我的基于 SKLearn 的多模型端点无法读取我的数据

Question

我已经成功地训练和部署了一个基于 SKLearn 逻辑回归的多模型端点。它训练没有问题，并且两个端点都可以访问。但是当我发送我的文本数据时，我收到以下错误：

调用 InvokeEndpoint 操作时发生错误 (ModelError)：从主服务器收到服务器错误 (500)，消息为“‘numpy.ndarray’对象没有属性‘lower’”。见

这特别令人沮丧，因为在我的脚本或代码中没有任何地方我试图在我的 numpy 数组上使用 .lower()。我只能假设尽管我使用了 numpy 序列化程序，但它仍然期望 numpy 数组数据具有 .lower() 函数。令人倍感沮丧的是，我似乎无法使用 sklearn 模型可以轻松消化的少数数据格式之一。其他一切都在笔记本环境中完成。

第一个模型作为单个模型端点工作得非常好，但是一旦我将它放大以容纳更多模型，突然之间以前工作的完全相同的输入现在根本不再工作。这是我一直在使用的代码：

cell-1 训练器

def launch_training_job(name):
    
    model_name = name.replace(' ', '')
    
    # put the path in here
    if(name == "triage"):
        path_name = 'train'
    else:
        path_name = 'train_' + name.lower().replace(' ', '_')
    
    # set up s3 prefixes and uri's
    s3_prefix = "script-mode-workflow"
    pickle_s3_prefix = f"{s3_prefix}/pickle"
    pickle_s3_uri = f"s3://{bucket}/{s3_prefix}/pickle"
    pickle_train_s3_uri = f"{pickle_s3_uri}/{path_name}"
    
    # create directory
    train_dir = os.path.join(os.getcwd(), "")
    
    # upload data
    s3_resource_bucket = boto3.Session().resource("s3").Bucket(bucket)
    s3_resource_bucket.Object(os.path.join(pickle_s3_prefix, path_name + ".pickle")).upload_file(
        train_dir + "/" + path_name + ".pickle"
    )
    
    full_output_prefix = f"{s3_prefix}/model_artifacts/{model_name}"
    s3_output_path = f"s3://{bucket}/{full_output_prefix}"

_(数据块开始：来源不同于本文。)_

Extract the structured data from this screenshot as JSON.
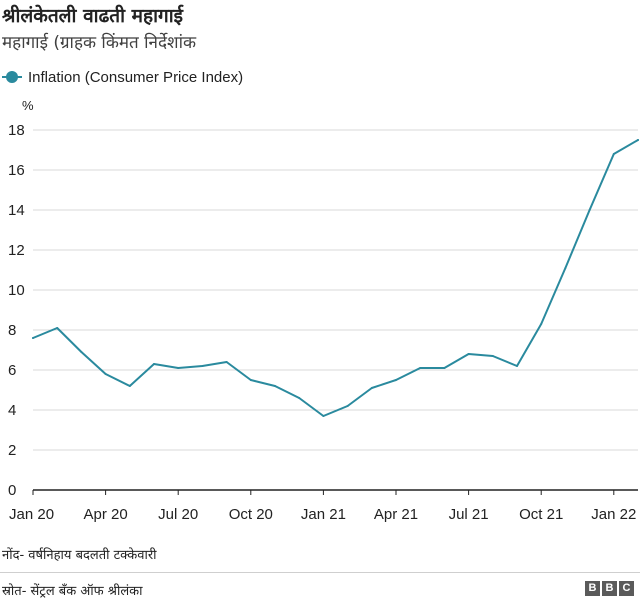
{
  "header": {
    "title": "श्रीलंकेतली वाढती महागाई",
    "subtitle": "महागाई (ग्राहक किंमत निर्देशांक"
  },
  "footer": {
    "note": "नोंद- वर्षनिहाय बदलती टक्केवारी",
    "source": "स्रोत- सेंट्रल बँक ऑफ श्रीलंका",
    "logo_letters": [
      "B",
      "B",
      "C"
    ]
  },
  "chart_data": {
    "type": "line",
    "ylabel": "%",
    "ylim": [
      0,
      18
    ],
    "yticks": [
      "0",
      "2",
      "4",
      "6",
      "8",
      "10",
      "12",
      "14",
      "16",
      "18"
    ],
    "xlim": [
      "Jan 20",
      "Feb 22"
    ],
    "xticks": [
      "Jan 20",
      "Apr 20",
      "Jul 20",
      "Oct 20",
      "Jan 21",
      "Apr 21",
      "Jul 21",
      "Oct 21",
      "Jan 22"
    ],
    "grid": "horizontal",
    "legend_position": "top-left",
    "categories": [
      "Jan 20",
      "Feb 20",
      "Mar 20",
      "Apr 20",
      "May 20",
      "Jun 20",
      "Jul 20",
      "Aug 20",
      "Sep 20",
      "Oct 20",
      "Nov 20",
      "Dec 20",
      "Jan 21",
      "Feb 21",
      "Mar 21",
      "Apr 21",
      "May 21",
      "Jun 21",
      "Jul 21",
      "Aug 21",
      "Sep 21",
      "Oct 21",
      "Nov 21",
      "Dec 21",
      "Jan 22",
      "Feb 22"
    ],
    "series": [
      {
        "name": "Inflation (Consumer Price Index)",
        "color": "#2a8a9e",
        "values": [
          7.6,
          8.1,
          6.9,
          5.8,
          5.2,
          6.3,
          6.1,
          6.2,
          6.4,
          5.5,
          5.2,
          4.6,
          3.7,
          4.2,
          5.1,
          5.5,
          6.1,
          6.1,
          6.8,
          6.7,
          6.2,
          8.3,
          11.1,
          14.0,
          16.8,
          17.5
        ]
      }
    ],
    "colors": {
      "grid": "#d9d9d9",
      "axis": "#222222"
    }
  }
}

    # set hyper parameters (not actually used but need to exist)
    hyperparameters = {
        "copy_X": True,
        "fit_intercept": True,
        "normalize": False,
    }
    
    train_instance_type = "ml.m5.large"

    # set the estimator parameters
    estimator_parameters = {
        "entry_point": "script2.py",
        "source_dir": "script",
        "output_path" : s3_output_path,
        "framework_version": "1.0-1",
        "py_version": "py3",
        "instance_type": train_instance_type,
        "instance_count": 1,
        "hyperparameters": hyperparameters,
        "role": role,
        "base_job_name": model_name,
    }
    
    model = SKLearn(**estimator_parameters)

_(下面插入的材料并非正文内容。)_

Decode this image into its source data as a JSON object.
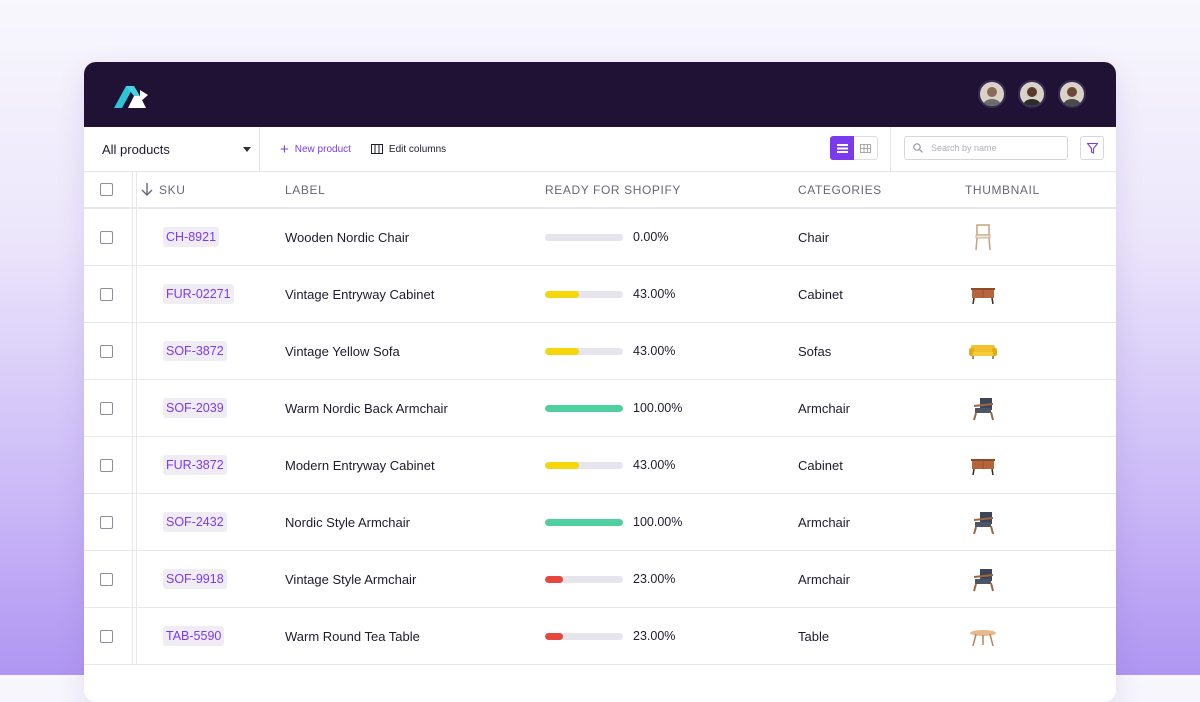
{
  "header": {
    "avatars": [
      {
        "name": "avatar-1",
        "color": "#8a6b55"
      },
      {
        "name": "avatar-2",
        "color": "#5b3a2c"
      },
      {
        "name": "avatar-3",
        "color": "#6e4a36"
      }
    ]
  },
  "toolbar": {
    "selector_label": "All products",
    "new_product_label": "New product",
    "edit_columns_label": "Edit columns",
    "search_placeholder": "Search by name"
  },
  "table": {
    "columns": [
      "SKU",
      "LABEL",
      "READY FOR SHOPIFY",
      "CATEGORIES",
      "THUMBNAIL"
    ],
    "rows": [
      {
        "sku": "CH-8921",
        "label": "Wooden Nordic Chair",
        "progress": 0,
        "progress_text": "0.00%",
        "category": "Chair",
        "thumb": "chair-icon",
        "color": "#e6e4ec"
      },
      {
        "sku": "FUR-02271",
        "label": "Vintage Entryway Cabinet",
        "progress": 43,
        "progress_text": "43.00%",
        "category": "Cabinet",
        "thumb": "cabinet-icon",
        "color": "#f5d60a"
      },
      {
        "sku": "SOF-3872",
        "label": "Vintage Yellow Sofa",
        "progress": 43,
        "progress_text": "43.00%",
        "category": "Sofas",
        "thumb": "sofa-icon",
        "color": "#f5d60a"
      },
      {
        "sku": "SOF-2039",
        "label": "Warm Nordic Back Armchair",
        "progress": 100,
        "progress_text": "100.00%",
        "category": "Armchair",
        "thumb": "armchair-icon",
        "color": "#4fd0a0"
      },
      {
        "sku": "FUR-3872",
        "label": "Modern Entryway Cabinet",
        "progress": 43,
        "progress_text": "43.00%",
        "category": "Cabinet",
        "thumb": "cabinet-icon",
        "color": "#f5d60a"
      },
      {
        "sku": "SOF-2432",
        "label": "Nordic Style Armchair",
        "progress": 100,
        "progress_text": "100.00%",
        "category": "Armchair",
        "thumb": "armchair-icon",
        "color": "#4fd0a0"
      },
      {
        "sku": "SOF-9918",
        "label": "Vintage Style Armchair",
        "progress": 23,
        "progress_text": "23.00%",
        "category": "Armchair",
        "thumb": "armchair-icon",
        "color": "#e8453c"
      },
      {
        "sku": "TAB-5590",
        "label": "Warm Round Tea Table",
        "progress": 23,
        "progress_text": "23.00%",
        "category": "Table",
        "thumb": "table-icon",
        "color": "#e8453c"
      }
    ]
  },
  "colors": {
    "accent": "#7c3aed",
    "topbar": "#1f1235",
    "green": "#4fd0a0",
    "yellow": "#f5d60a",
    "red": "#e8453c"
  }
}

    # I don't know if I need to set up distribution yet or if it's just a suggestion
    
    inputs = {
        "train": pickle_train_s3_uri
    }
    
    model.fit(inputs, wait=False)

    # Return the estimator object
    return model

cell-2 作业启动器

import shutil
import os

estimators = []
# estimator = launch_training_job(loc)

shutil.rmtree("data", ignore_errors=True)


# run two training jobs
estimator = launch_training_job('triage')
estimators.append(estimator)

estimator = launch_training_job(DataSets[0]['group'])
estimators.append(estimator)

# I only wanted to test two models here but I could introduce a loop to train even more


print()
print(
    f"{len(estimators)} training jobs launched: {[x.latest_training_job.job_name for x in estimators]}"
)

2 个培训工作启动：['triage-2023-05-17-01-17-51-276', 'ActiveDirectory-2023-05-17-01-17-52-435']

cell-3

from sagemaker.multidatamodel import MultiDataModel
from time import gmtime, strftime

estimator = estimators[0]
model = estimator.create_model(role=role)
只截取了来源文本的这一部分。